The system, developed by The Massachusetts Institute of Technology,
has been tested at four New York- area airports. It saved the
industry more than $150 million last year by reducing delays by
49,000 hours. The Integrated Terminal Weather System (ITWS) provides
accurate, easy to use storm and wind forecasts that allows aircraft
controllers to make better decisions.
The new system helped reduce delays by providing accurate predictions
of storm movements so that planes could safely land and take-off
during gaps in disturbances. The information on high altitude
also enabled controllers to land more aircraft per hour when coastal
storms were present.
The breakthrough is timely, as figures show that the number of
flight delays in the US rose by 20 per cent from 1999 to 2000.

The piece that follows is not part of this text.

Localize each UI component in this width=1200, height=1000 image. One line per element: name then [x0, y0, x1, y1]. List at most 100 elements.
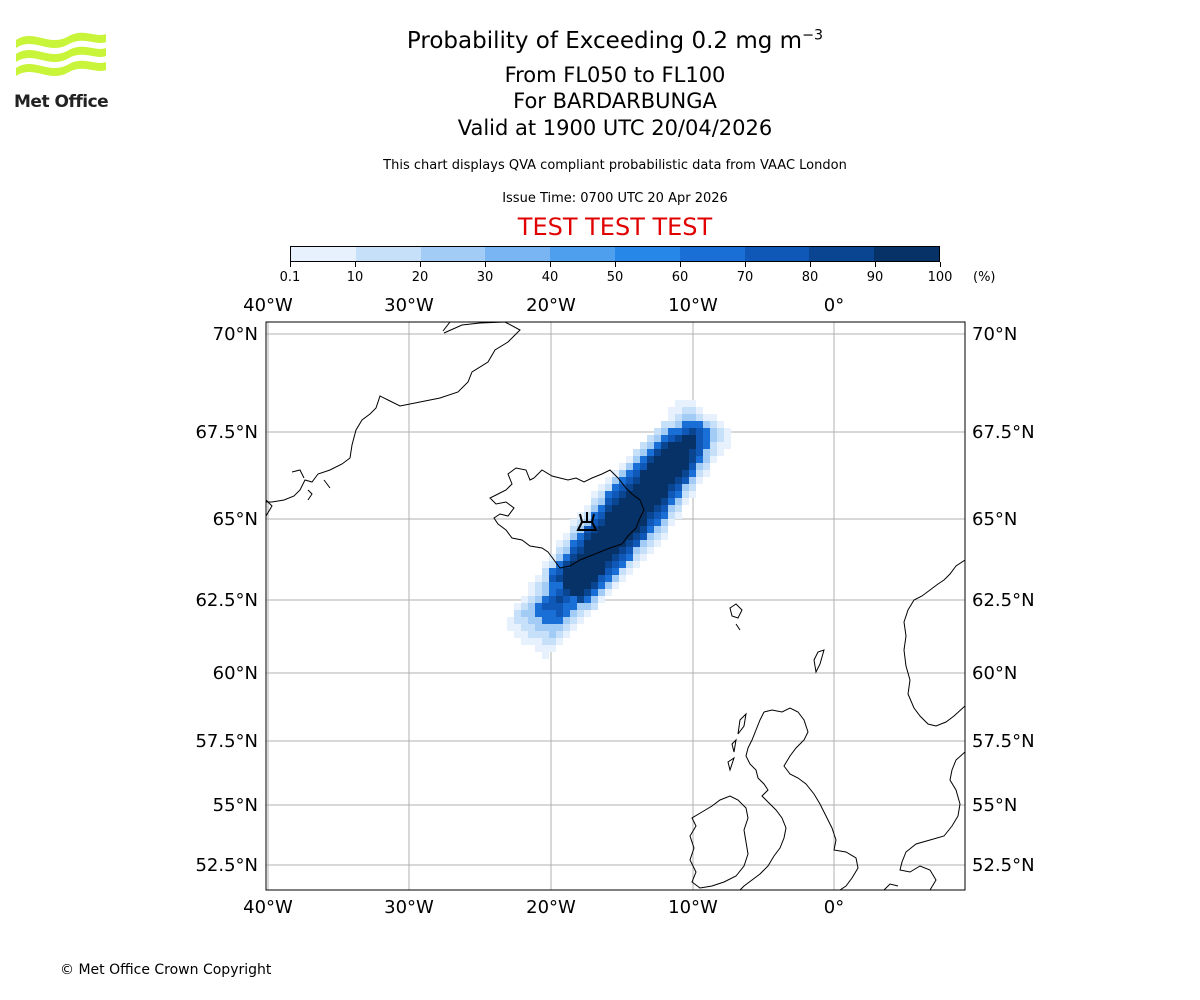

Nearly 70 per cent of these delays were due to bad weather. A
previous solution to airport delays has been to build more runways,
thus expanding capacity. This is not feasible at the New York
airports, so increasing bad weather capabilities makes the ITWS
all the more attractive.
Air-traffic
tactics
Effective air traffic management during troublesome weather
in the area surrounding an airport requires co-ordination between
airport towers, Terminal Radar Approach Control rooms, and en-route
centres to enable controllers to make decisions affecting air-traffic
routing, runway usage, and ground delay programs.

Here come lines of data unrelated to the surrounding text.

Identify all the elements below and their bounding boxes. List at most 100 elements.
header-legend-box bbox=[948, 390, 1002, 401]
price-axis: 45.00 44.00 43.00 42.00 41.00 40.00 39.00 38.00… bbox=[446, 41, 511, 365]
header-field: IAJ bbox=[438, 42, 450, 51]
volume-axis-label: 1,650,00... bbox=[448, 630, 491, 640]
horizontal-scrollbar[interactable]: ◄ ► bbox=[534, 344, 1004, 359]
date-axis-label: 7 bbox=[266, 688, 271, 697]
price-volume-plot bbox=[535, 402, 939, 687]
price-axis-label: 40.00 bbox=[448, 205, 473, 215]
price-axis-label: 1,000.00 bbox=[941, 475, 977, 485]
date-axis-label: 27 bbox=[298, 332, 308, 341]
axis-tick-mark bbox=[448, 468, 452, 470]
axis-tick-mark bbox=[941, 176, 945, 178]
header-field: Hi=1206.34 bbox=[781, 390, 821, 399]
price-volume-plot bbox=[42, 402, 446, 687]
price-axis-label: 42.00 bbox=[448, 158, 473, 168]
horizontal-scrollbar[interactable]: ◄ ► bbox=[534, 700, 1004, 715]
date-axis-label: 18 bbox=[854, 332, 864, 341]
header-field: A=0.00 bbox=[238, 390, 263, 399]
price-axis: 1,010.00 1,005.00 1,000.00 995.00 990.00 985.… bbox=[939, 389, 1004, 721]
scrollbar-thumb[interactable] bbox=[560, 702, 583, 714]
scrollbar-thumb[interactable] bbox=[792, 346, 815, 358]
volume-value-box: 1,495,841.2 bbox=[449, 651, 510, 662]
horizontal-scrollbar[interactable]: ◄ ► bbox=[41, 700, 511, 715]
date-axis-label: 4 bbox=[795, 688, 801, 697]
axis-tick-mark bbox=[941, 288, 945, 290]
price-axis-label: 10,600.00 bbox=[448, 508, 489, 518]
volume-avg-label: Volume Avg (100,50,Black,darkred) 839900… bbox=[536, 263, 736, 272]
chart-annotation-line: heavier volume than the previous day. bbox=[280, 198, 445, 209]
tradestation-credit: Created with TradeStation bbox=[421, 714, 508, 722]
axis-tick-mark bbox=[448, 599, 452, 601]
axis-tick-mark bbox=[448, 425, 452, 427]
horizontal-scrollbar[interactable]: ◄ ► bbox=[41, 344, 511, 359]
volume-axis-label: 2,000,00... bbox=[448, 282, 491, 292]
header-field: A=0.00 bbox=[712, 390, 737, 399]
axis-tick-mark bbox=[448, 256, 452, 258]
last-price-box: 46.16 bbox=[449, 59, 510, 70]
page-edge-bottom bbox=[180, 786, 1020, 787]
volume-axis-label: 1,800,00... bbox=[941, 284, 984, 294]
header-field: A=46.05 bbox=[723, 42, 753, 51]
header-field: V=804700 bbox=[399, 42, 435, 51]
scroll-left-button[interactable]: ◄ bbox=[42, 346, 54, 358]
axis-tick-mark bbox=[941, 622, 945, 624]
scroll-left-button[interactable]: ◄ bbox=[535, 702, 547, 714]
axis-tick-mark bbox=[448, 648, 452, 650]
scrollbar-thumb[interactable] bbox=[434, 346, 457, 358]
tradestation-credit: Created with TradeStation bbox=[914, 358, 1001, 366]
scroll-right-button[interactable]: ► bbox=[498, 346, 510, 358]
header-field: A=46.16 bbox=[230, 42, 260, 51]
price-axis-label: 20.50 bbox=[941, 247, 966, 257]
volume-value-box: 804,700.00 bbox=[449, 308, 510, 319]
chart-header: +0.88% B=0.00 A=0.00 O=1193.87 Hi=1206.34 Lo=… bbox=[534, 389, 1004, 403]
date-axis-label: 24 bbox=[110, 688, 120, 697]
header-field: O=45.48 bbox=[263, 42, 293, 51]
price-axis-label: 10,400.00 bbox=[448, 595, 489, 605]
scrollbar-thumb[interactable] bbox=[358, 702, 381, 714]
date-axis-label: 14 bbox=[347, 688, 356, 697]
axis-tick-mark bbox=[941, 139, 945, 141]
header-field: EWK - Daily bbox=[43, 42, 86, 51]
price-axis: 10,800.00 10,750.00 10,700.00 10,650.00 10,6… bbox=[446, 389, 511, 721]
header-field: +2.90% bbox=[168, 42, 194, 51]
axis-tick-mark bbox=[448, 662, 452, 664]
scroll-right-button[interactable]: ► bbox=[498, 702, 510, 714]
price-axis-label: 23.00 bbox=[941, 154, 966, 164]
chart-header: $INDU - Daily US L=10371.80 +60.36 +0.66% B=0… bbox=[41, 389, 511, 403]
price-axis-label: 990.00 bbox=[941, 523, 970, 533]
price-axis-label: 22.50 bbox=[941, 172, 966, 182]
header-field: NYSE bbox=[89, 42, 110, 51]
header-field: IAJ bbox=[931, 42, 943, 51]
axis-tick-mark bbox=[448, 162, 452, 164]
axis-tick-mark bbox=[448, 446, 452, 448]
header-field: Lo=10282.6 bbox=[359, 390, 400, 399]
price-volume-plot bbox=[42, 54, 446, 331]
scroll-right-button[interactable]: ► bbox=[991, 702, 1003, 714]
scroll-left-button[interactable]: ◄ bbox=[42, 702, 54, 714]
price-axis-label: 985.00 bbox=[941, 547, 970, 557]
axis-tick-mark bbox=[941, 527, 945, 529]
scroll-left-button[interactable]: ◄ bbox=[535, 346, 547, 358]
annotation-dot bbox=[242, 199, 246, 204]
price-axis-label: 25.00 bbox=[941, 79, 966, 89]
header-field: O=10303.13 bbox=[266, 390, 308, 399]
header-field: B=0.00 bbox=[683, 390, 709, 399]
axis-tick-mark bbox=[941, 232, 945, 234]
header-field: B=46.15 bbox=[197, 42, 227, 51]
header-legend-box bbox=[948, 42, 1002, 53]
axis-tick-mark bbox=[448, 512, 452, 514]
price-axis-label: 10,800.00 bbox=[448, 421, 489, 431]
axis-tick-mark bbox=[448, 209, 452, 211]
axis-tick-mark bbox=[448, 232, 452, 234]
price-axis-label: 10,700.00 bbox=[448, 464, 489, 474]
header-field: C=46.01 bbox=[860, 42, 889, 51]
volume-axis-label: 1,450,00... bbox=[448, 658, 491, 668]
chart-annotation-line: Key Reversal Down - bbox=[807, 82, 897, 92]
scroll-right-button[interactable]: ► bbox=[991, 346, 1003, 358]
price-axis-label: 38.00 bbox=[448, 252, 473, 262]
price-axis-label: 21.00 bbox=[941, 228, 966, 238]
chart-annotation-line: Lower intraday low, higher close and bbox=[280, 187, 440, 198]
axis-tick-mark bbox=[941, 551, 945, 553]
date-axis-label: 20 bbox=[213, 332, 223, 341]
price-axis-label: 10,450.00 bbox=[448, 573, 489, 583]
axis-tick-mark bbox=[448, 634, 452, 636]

The ITWS screencombines all this with many windows, all with
different information, according to what the controller needs
to know. Coloured panels at the top of the screen are designed
to alert the user to weather events that may affect the controller's
decision making, and thus call for closer scrutiny on another
page. Special alert information is visible at a distance of three
metres or more from the screen.
It works by combining data from radar sources, sensor equipped
planes, a national lightning sensor and a multitude of other systems
reporting surface winds and temperatures. By combining these,
the ITWS can reliably locate storms to within 1 kilometre and
provide minute by minute updates. The system's wind speed data
helps controllers judge the amount of time it will take an aircraft
to land.
Seamless
system
"There's a lot out there, and the key thing we do its grab it
all, combine it and translate it into a form that can be used
easily. That's where MIT technology comes in. We don't want to
show raw data on screen. We want to take the information, update
it continually and display it seamlessly," says MIT senior staff
researcher James. E. Evans.
The ITWS screen depicts a weather system superimposed over a
map like television forecasters use. The storm itself looks like
a colourful swirl on the screen, with highlighted areas indicating
rain or wind. Blue lines show where the storm will be in the next
10-20 minutes. Yellow areas show where the line of storm will
be in 30 to 60 minutes.
An overview of the area can show a radius of more than 160 kilometres,
Controllers can also zoom down to a zone as small as a city block
if they want to check a specific region or runway. They can also
establish the presence of lightning or hail in any given region.
The system is a seamless, continually updated service, which
includes information on microbursts, which are sudden violent
down drafts of air, that are especially dangerous to aeroplanes
during take a take-off or when landing.
The is expected to be widely available throughout American airports
within two years, so expect more delays until then.